Based on the control theory and the structure finite element analysis, the aerodynamic optimization design for the wing-body configurations with the static aeroelasticity effect was studied. A numerical simulation method of the Navier-Stokes equations with the multigrid and the preconditioned analysis technologies is developed to save the time cost for the above design problem. An improved algebraic grid generation technology suitable for the complex wing-body configurations is developed by using the elliptical smoothing technology, the grid orthogonality control and the surface normal vector control, etc. Based on the Parametric Design Language (APDL) module in the ANSYS software, an effective analysis method of the aeroelasticity effect is developed which can process the structural model, the finite element grid generation, the loading and the exporting of the deformation and stress, etc.

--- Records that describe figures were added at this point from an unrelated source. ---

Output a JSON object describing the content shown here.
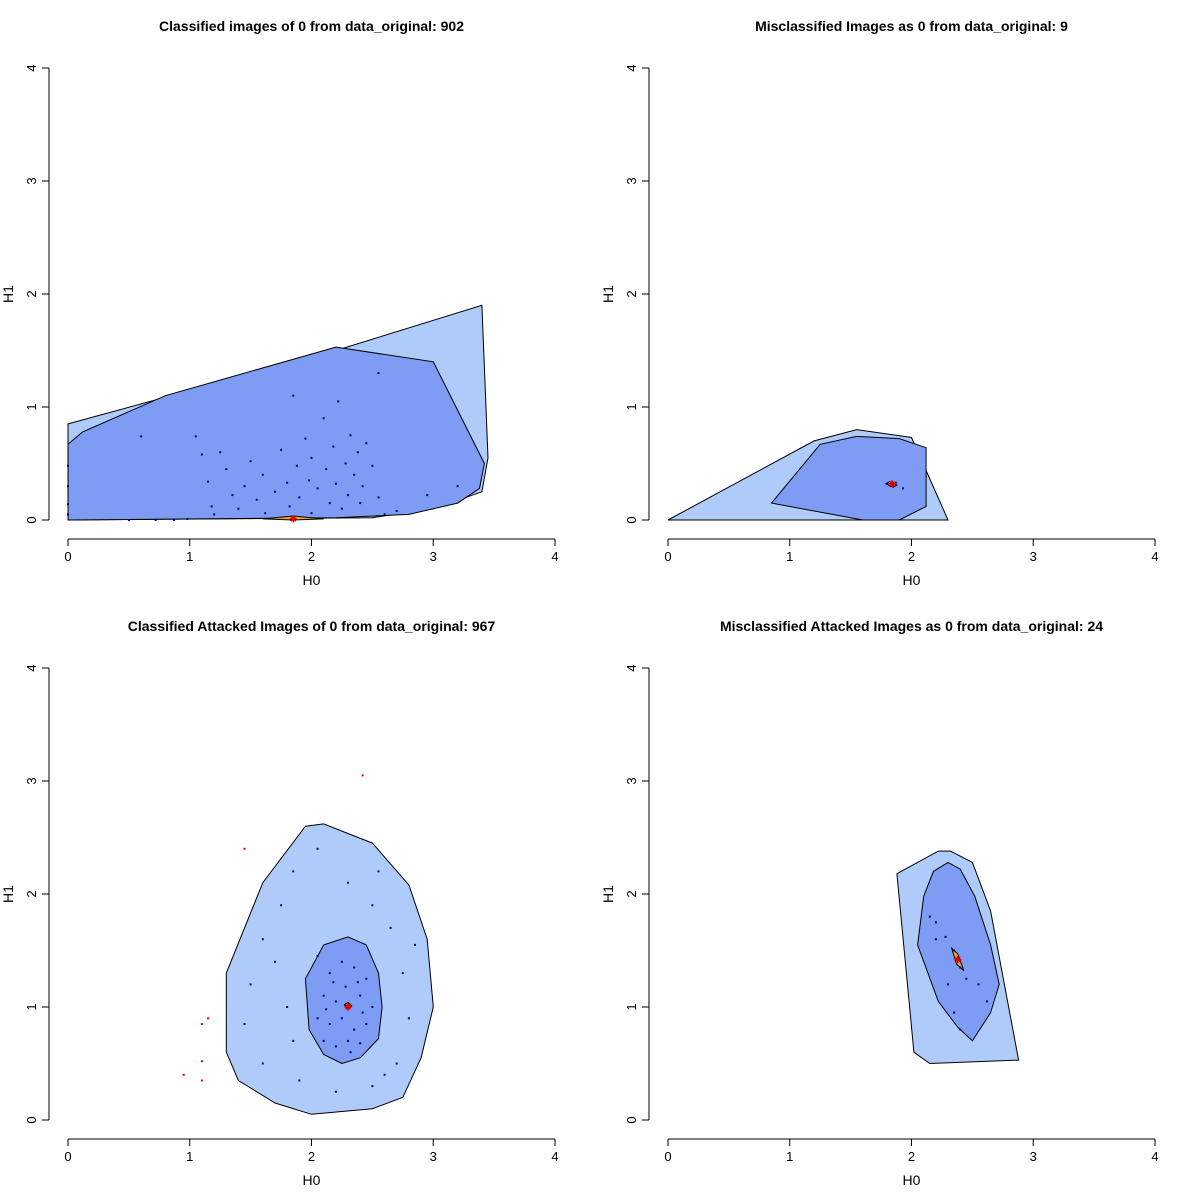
{
  "chart_data": [
    {
      "type": "scatter",
      "title": "Classified images of 0 from data_original: 902",
      "xlabel": "H0",
      "ylabel": "H1",
      "xlim": [
        0,
        4
      ],
      "ylim": [
        0,
        4
      ],
      "xticks": [
        "0",
        "1",
        "2",
        "3",
        "4"
      ],
      "yticks": [
        "0",
        "1",
        "2",
        "3",
        "4"
      ],
      "regions": [
        {
          "level": "outer",
          "color": "#aecbfa",
          "points": [
            [
              0,
              0.85
            ],
            [
              2.2,
              1.5
            ],
            [
              3.4,
              1.9
            ],
            [
              3.45,
              0.55
            ],
            [
              3.4,
              0.25
            ],
            [
              3,
              0.1
            ],
            [
              2.5,
              0.02
            ],
            [
              0,
              0
            ]
          ]
        },
        {
          "level": "middle",
          "color": "#7f9cf5",
          "points": [
            [
              0,
              0.67
            ],
            [
              0.12,
              0.78
            ],
            [
              0.8,
              1.1
            ],
            [
              2.2,
              1.53
            ],
            [
              3,
              1.4
            ],
            [
              3.42,
              0.5
            ],
            [
              3.38,
              0.28
            ],
            [
              3.2,
              0.15
            ],
            [
              2.8,
              0.05
            ],
            [
              2.2,
              0.02
            ],
            [
              0,
              0
            ]
          ]
        },
        {
          "level": "core",
          "color": "#f0a030",
          "points": [
            [
              1.6,
              0.01
            ],
            [
              1.85,
              0.035
            ],
            [
              2.1,
              0.01
            ],
            [
              1.85,
              0
            ]
          ]
        }
      ],
      "median": [
        1.85,
        0.01
      ],
      "points": [
        [
          0,
          0.48
        ],
        [
          0,
          0.3
        ],
        [
          0,
          0.14
        ],
        [
          0,
          0.05
        ],
        [
          0.5,
          0
        ],
        [
          0.6,
          0.74
        ],
        [
          0.72,
          0
        ],
        [
          0.87,
          0
        ],
        [
          0.98,
          0.01
        ],
        [
          1.05,
          0.74
        ],
        [
          1.1,
          0.58
        ],
        [
          1.15,
          0.34
        ],
        [
          1.18,
          0.12
        ],
        [
          1.2,
          0.05
        ],
        [
          1.25,
          0.6
        ],
        [
          1.3,
          0.45
        ],
        [
          1.35,
          0.22
        ],
        [
          1.4,
          0.1
        ],
        [
          1.45,
          0.3
        ],
        [
          1.5,
          0.52
        ],
        [
          1.55,
          0.18
        ],
        [
          1.6,
          0.4
        ],
        [
          1.62,
          0.06
        ],
        [
          1.7,
          0.25
        ],
        [
          1.75,
          0.62
        ],
        [
          1.8,
          0.33
        ],
        [
          1.82,
          0.12
        ],
        [
          1.85,
          1.1
        ],
        [
          1.88,
          0.48
        ],
        [
          1.9,
          0.2
        ],
        [
          1.95,
          0.72
        ],
        [
          1.98,
          0.35
        ],
        [
          2,
          0.06
        ],
        [
          2,
          0.55
        ],
        [
          2.05,
          0.28
        ],
        [
          2.1,
          0.9
        ],
        [
          2.12,
          0.45
        ],
        [
          2.15,
          0.15
        ],
        [
          2.18,
          0.65
        ],
        [
          2.2,
          0.32
        ],
        [
          2.22,
          1.05
        ],
        [
          2.25,
          0.1
        ],
        [
          2.28,
          0.5
        ],
        [
          2.3,
          0.22
        ],
        [
          2.32,
          0.75
        ],
        [
          2.35,
          0.4
        ],
        [
          2.38,
          0.6
        ],
        [
          2.4,
          0.15
        ],
        [
          2.42,
          0.3
        ],
        [
          2.45,
          0.68
        ],
        [
          2.5,
          0.48
        ],
        [
          2.55,
          0.2
        ],
        [
          2.6,
          0.05
        ],
        [
          2.55,
          1.3
        ],
        [
          3.2,
          0.3
        ],
        [
          2.95,
          0.22
        ],
        [
          2.7,
          0.08
        ]
      ]
    },
    {
      "type": "scatter",
      "title": "Misclassified Images as 0 from data_original: 9",
      "xlabel": "H0",
      "ylabel": "H1",
      "xlim": [
        0,
        4
      ],
      "ylim": [
        0,
        4
      ],
      "xticks": [
        "0",
        "1",
        "2",
        "3",
        "4"
      ],
      "yticks": [
        "0",
        "1",
        "2",
        "3",
        "4"
      ],
      "regions": [
        {
          "level": "outer",
          "color": "#aecbfa",
          "points": [
            [
              0,
              0
            ],
            [
              1.2,
              0.7
            ],
            [
              1.55,
              0.8
            ],
            [
              2,
              0.73
            ],
            [
              2.3,
              0
            ],
            [
              0,
              0
            ]
          ]
        },
        {
          "level": "middle",
          "color": "#7f9cf5",
          "points": [
            [
              0.85,
              0.15
            ],
            [
              1.25,
              0.67
            ],
            [
              1.55,
              0.74
            ],
            [
              1.9,
              0.72
            ],
            [
              2.12,
              0.64
            ],
            [
              2.12,
              0.12
            ],
            [
              1.9,
              0
            ],
            [
              1.6,
              0
            ],
            [
              0.85,
              0.15
            ]
          ]
        },
        {
          "level": "core",
          "color": "#f0a030",
          "points": [
            [
              1.79,
              0.32
            ],
            [
              1.82,
              0.34
            ],
            [
              1.88,
              0.31
            ],
            [
              1.85,
              0.29
            ]
          ]
        }
      ],
      "median": [
        1.84,
        0.32
      ],
      "points": [
        [
          1.8,
          0.32
        ],
        [
          1.83,
          0.3
        ],
        [
          1.87,
          0.33
        ],
        [
          1.85,
          0.31
        ],
        [
          1.93,
          0.28
        ]
      ]
    },
    {
      "type": "scatter",
      "title": "Classified Attacked Images of 0 from data_original: 967",
      "xlabel": "H0",
      "ylabel": "H1",
      "xlim": [
        0,
        4
      ],
      "ylim": [
        0,
        4
      ],
      "xticks": [
        "0",
        "1",
        "2",
        "3",
        "4"
      ],
      "yticks": [
        "0",
        "1",
        "2",
        "3",
        "4"
      ],
      "regions": [
        {
          "level": "outer",
          "color": "#aecbfa",
          "points": [
            [
              1.3,
              1.3
            ],
            [
              1.6,
              2.1
            ],
            [
              1.95,
              2.6
            ],
            [
              2.1,
              2.62
            ],
            [
              2.5,
              2.45
            ],
            [
              2.8,
              2.08
            ],
            [
              2.95,
              1.6
            ],
            [
              3,
              1
            ],
            [
              2.9,
              0.55
            ],
            [
              2.75,
              0.2
            ],
            [
              2.5,
              0.1
            ],
            [
              2,
              0.05
            ],
            [
              1.7,
              0.15
            ],
            [
              1.4,
              0.35
            ],
            [
              1.3,
              0.6
            ],
            [
              1.3,
              1.3
            ]
          ]
        },
        {
          "level": "middle",
          "color": "#7f9cf5",
          "points": [
            [
              1.95,
              1.25
            ],
            [
              2.1,
              1.55
            ],
            [
              2.3,
              1.62
            ],
            [
              2.45,
              1.55
            ],
            [
              2.55,
              1.3
            ],
            [
              2.58,
              1
            ],
            [
              2.55,
              0.72
            ],
            [
              2.4,
              0.55
            ],
            [
              2.25,
              0.5
            ],
            [
              2.1,
              0.58
            ],
            [
              1.98,
              0.8
            ],
            [
              1.95,
              1.25
            ]
          ]
        },
        {
          "level": "core",
          "color": "#f0a030",
          "points": [
            [
              2.27,
              1.02
            ],
            [
              2.3,
              1.04
            ],
            [
              2.33,
              1.01
            ],
            [
              2.3,
              0.98
            ]
          ]
        }
      ],
      "median": [
        2.3,
        1.0
      ],
      "points": [
        [
          2.05,
          1.45
        ],
        [
          2.15,
          1.3
        ],
        [
          2.25,
          1.4
        ],
        [
          2.35,
          1.35
        ],
        [
          2.45,
          1.25
        ],
        [
          2.1,
          1.1
        ],
        [
          2.2,
          1.05
        ],
        [
          2.4,
          1.1
        ],
        [
          2.5,
          1
        ],
        [
          2.05,
          0.9
        ],
        [
          2.15,
          0.85
        ],
        [
          2.25,
          0.9
        ],
        [
          2.35,
          0.8
        ],
        [
          2.45,
          0.85
        ],
        [
          2.1,
          0.7
        ],
        [
          2.2,
          0.65
        ],
        [
          2.3,
          0.7
        ],
        [
          2.4,
          0.68
        ],
        [
          2.18,
          1.22
        ],
        [
          2.28,
          1.18
        ],
        [
          2.38,
          1.22
        ],
        [
          2.12,
          0.98
        ],
        [
          2.42,
          0.95
        ],
        [
          2.32,
          0.6
        ],
        [
          1.6,
          1.6
        ],
        [
          1.75,
          1.9
        ],
        [
          1.85,
          2.2
        ],
        [
          2.05,
          2.4
        ],
        [
          2.3,
          2.1
        ],
        [
          2.5,
          1.9
        ],
        [
          2.65,
          1.7
        ],
        [
          2.75,
          1.3
        ],
        [
          2.8,
          0.9
        ],
        [
          2.7,
          0.5
        ],
        [
          2.5,
          0.3
        ],
        [
          2.2,
          0.25
        ],
        [
          1.9,
          0.35
        ],
        [
          1.6,
          0.5
        ],
        [
          1.45,
          0.85
        ],
        [
          1.5,
          1.2
        ],
        [
          1.7,
          1.4
        ],
        [
          1.8,
          1
        ],
        [
          1.85,
          0.7
        ],
        [
          2.6,
          0.4
        ],
        [
          2.85,
          1.55
        ],
        [
          2.55,
          2.2
        ]
      ],
      "outliers": [
        [
          0.95,
          0.4
        ],
        [
          1.1,
          0.35
        ],
        [
          1.1,
          0.52
        ],
        [
          1.1,
          0.85
        ],
        [
          1.15,
          0.9
        ],
        [
          1.45,
          2.4
        ],
        [
          2.42,
          3.05
        ]
      ]
    },
    {
      "type": "scatter",
      "title": "Misclassified Attacked Images as 0 from data_original: 24",
      "xlabel": "H0",
      "ylabel": "H1",
      "xlim": [
        0,
        4
      ],
      "ylim": [
        0,
        4
      ],
      "xticks": [
        "0",
        "1",
        "2",
        "3",
        "4"
      ],
      "yticks": [
        "0",
        "1",
        "2",
        "3",
        "4"
      ],
      "regions": [
        {
          "level": "outer",
          "color": "#aecbfa",
          "points": [
            [
              1.88,
              2.18
            ],
            [
              2.22,
              2.38
            ],
            [
              2.32,
              2.38
            ],
            [
              2.5,
              2.28
            ],
            [
              2.65,
              1.85
            ],
            [
              2.88,
              0.53
            ],
            [
              2.15,
              0.5
            ],
            [
              2.02,
              0.6
            ],
            [
              1.88,
              2.18
            ]
          ]
        },
        {
          "level": "middle",
          "color": "#7f9cf5",
          "points": [
            [
              2.05,
              1.55
            ],
            [
              2.1,
              1.98
            ],
            [
              2.18,
              2.2
            ],
            [
              2.3,
              2.28
            ],
            [
              2.4,
              2.22
            ],
            [
              2.52,
              1.98
            ],
            [
              2.65,
              1.55
            ],
            [
              2.72,
              1.2
            ],
            [
              2.65,
              0.95
            ],
            [
              2.5,
              0.7
            ],
            [
              2.38,
              0.82
            ],
            [
              2.22,
              1.05
            ],
            [
              2.05,
              1.55
            ]
          ]
        },
        {
          "level": "core",
          "color": "#f0a030",
          "points": [
            [
              2.33,
              1.52
            ],
            [
              2.38,
              1.47
            ],
            [
              2.43,
              1.32
            ],
            [
              2.37,
              1.38
            ],
            [
              2.33,
              1.52
            ]
          ]
        }
      ],
      "median": [
        2.38,
        1.42
      ],
      "points": [
        [
          2.15,
          1.8
        ],
        [
          2.2,
          1.75
        ],
        [
          2.28,
          1.62
        ],
        [
          2.35,
          1.5
        ],
        [
          2.4,
          1.35
        ],
        [
          2.45,
          1.25
        ],
        [
          2.55,
          1.2
        ],
        [
          2.62,
          1.05
        ],
        [
          2.35,
          0.95
        ],
        [
          2.4,
          0.8
        ],
        [
          2.2,
          1.6
        ],
        [
          2.3,
          1.2
        ]
      ]
    }
  ]
}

The continuous adjoint equations, the boundary conditions and the gradient analysis formulas are derived for the following design problems. Finally, an effective aerodynamic optimization design method for the wing-body configurations considering the static aeroelastic effect is developed by integrating the aerodynamic analysis, finite element analysis, the gradient analysis, the optimal arithmetic and the grid generation technology. Finally, several different design cases were tested. The corresponding results show the above method is effective.